Climbing roses are popular plants, but to call them "climbing" is a bit of a stretch, as these plants do not truly climb. Instead, they produce very long or tall canes that must be supported with a trellis or other support structure. There are many types of climbing roses, from those that bloom all summer (ever-blooming) to plants that bloom only in the spring. Regardless of the type, all climbing roses have the same basic growing needs.
Plant in a location that has full sun for a minimum of six hours per day and has rich, well-draining soil.
Amend the soil with a 2- to 4-inch layer organic mulch such as peat moss or leaf mold before planting. Spread it over the planting site, then work the material into the soil to a depth at least that of the rootball or container of the rose.
Dig a hole as deep and wide as the rootball or container. Make sure there is room for the roots to spread out. Place the rose in the ground so that the bud union (which is like a big, swollen bump on the stem) is just above the surface of the soil.
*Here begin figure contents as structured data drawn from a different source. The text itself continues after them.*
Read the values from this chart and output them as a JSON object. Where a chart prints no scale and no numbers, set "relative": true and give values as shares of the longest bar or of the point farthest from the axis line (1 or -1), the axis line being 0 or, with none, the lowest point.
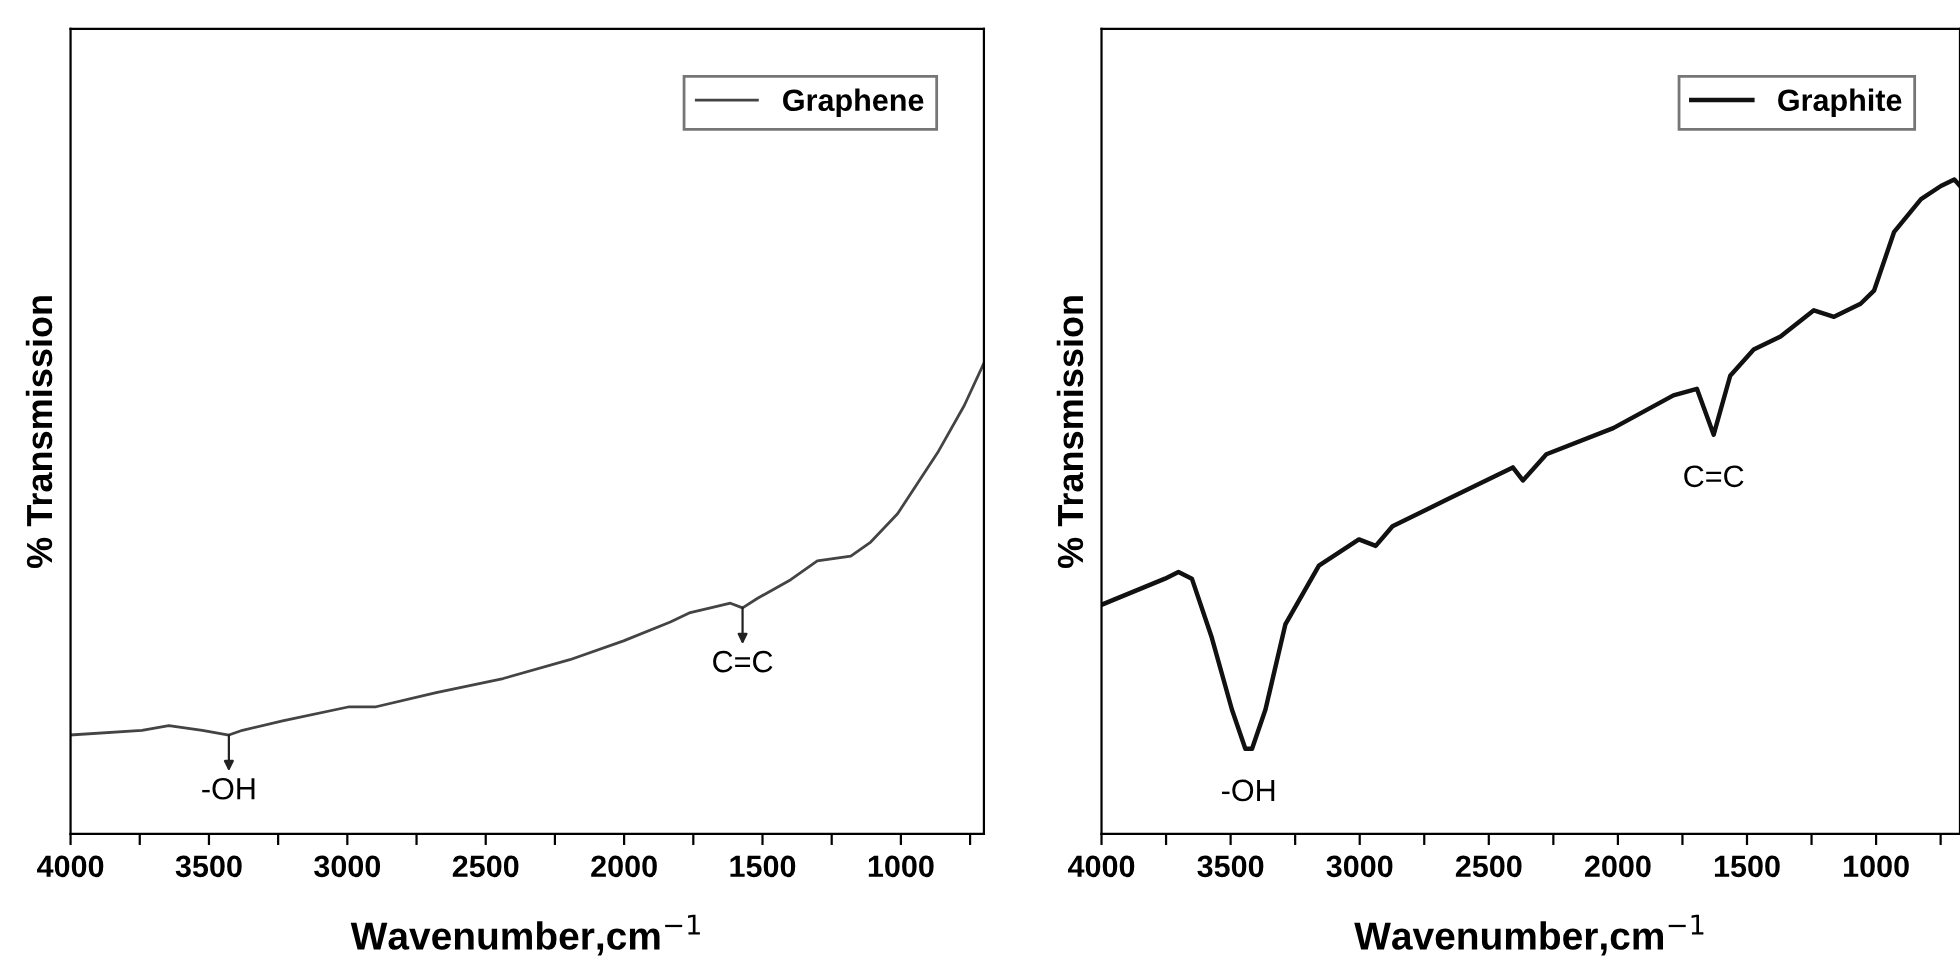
{
  "chart_data": [
    {
      "type": "line",
      "relative": true,
      "xlabel": "Wavenumber,cm$^{−1}$",
      "ylabel": "% Transmission",
      "legend": "top right",
      "xlim": [
        4000,
        700
      ],
      "xticks": [
        4000,
        {
          "value": 3750,
          "label": null
        },
        3500,
        {
          "value": 3250,
          "label": null
        },
        3000,
        {
          "value": 2750,
          "label": null
        },
        2500,
        {
          "value": 2250,
          "label": null
        },
        2000,
        {
          "value": 1750,
          "label": null
        },
        1500,
        {
          "value": 1250,
          "label": null
        },
        1000,
        {
          "value": 750,
          "label": null
        }
      ],
      "series": [
        {
          "name": "Graphene",
          "color": "#444444",
          "x": [
            4000,
            3742,
            3645,
            3524,
            3428,
            3379,
            3234,
            2993,
            2896,
            2679,
            2437,
            2196,
            2002,
            1833,
            1761,
            1688,
            1616,
            1572,
            1519,
            1398,
            1302,
            1181,
            1109,
            1012,
            867,
            771,
            700
          ],
          "values": [
            0.21,
            0.22,
            0.23,
            0.22,
            0.21,
            0.22,
            0.24,
            0.27,
            0.27,
            0.3,
            0.33,
            0.37,
            0.41,
            0.45,
            0.47,
            0.48,
            0.49,
            0.48,
            0.5,
            0.54,
            0.58,
            0.59,
            0.62,
            0.68,
            0.81,
            0.91,
            1.0
          ]
        }
      ],
      "annotations": [
        {
          "text": "-OH",
          "x": 3428,
          "y": 0.21
        },
        {
          "text": "C=C",
          "x": 1572,
          "y": 0.48
        }
      ]
    },
    {
      "type": "line",
      "relative": true,
      "xlabel": "Wavenumber,cm$^{−1}$",
      "ylabel": "% Transmission",
      "legend": "top right",
      "xlim": [
        4000,
        675
      ],
      "xticks": [
        4000,
        {
          "value": 3750,
          "label": null
        },
        3500,
        {
          "value": 3250,
          "label": null
        },
        3000,
        {
          "value": 2750,
          "label": null
        },
        2500,
        {
          "value": 2250,
          "label": null
        },
        2000,
        {
          "value": 1750,
          "label": null
        },
        1500,
        {
          "value": 1250,
          "label": null
        },
        1000,
        {
          "value": 750,
          "label": null
        }
      ],
      "series": [
        {
          "name": "Graphite",
          "color": "#111111",
          "x": [
            4000,
            3754,
            3702,
            3650,
            3573,
            3495,
            3443,
            3417,
            3365,
            3288,
            3158,
            3003,
            2938,
            2873,
            2666,
            2407,
            2368,
            2277,
            2018,
            1785,
            1694,
            1629,
            1565,
            1474,
            1370,
            1241,
            1163,
            1060,
            1008,
            930,
            826,
            749,
            697,
            675
          ],
          "values": [
            0.35,
            0.39,
            0.4,
            0.39,
            0.3,
            0.19,
            0.13,
            0.13,
            0.19,
            0.32,
            0.41,
            0.45,
            0.44,
            0.47,
            0.51,
            0.56,
            0.54,
            0.58,
            0.62,
            0.67,
            0.68,
            0.61,
            0.7,
            0.74,
            0.76,
            0.8,
            0.79,
            0.81,
            0.83,
            0.92,
            0.97,
            0.99,
            1.0,
            0.99
          ]
        }
      ],
      "annotations": [
        {
          "text": "-OH",
          "x": 3430,
          "y": 0.13
        },
        {
          "text": "C=C",
          "x": 1629,
          "y": 0.61
        }
      ]
    }
  ]
}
Backfill the hole with the removed soil, then tamp it down gently and water it until the water stops quickly soaking into the ground. Prune the rose immediately back to about 7 inches above the bud union.
Provide a support structure for the climbing rose. Insert a freestanding trellis into the ground behind the rose or attach it to a wall. Tie the canes to the trellis as they grow.
Fertilize the climbing rose after the first flowers appear but not sooner. Apply a fertilizer formulated for roses according to the directions on the label.
Water deeply and slowly; a drip or soaking hose is best. Water enough so that the soil is continually barely moist. Do not let the soil around the rose dry out. Apply 3-inch layer of mulch to help the soil retain moisture and stifle weed growth.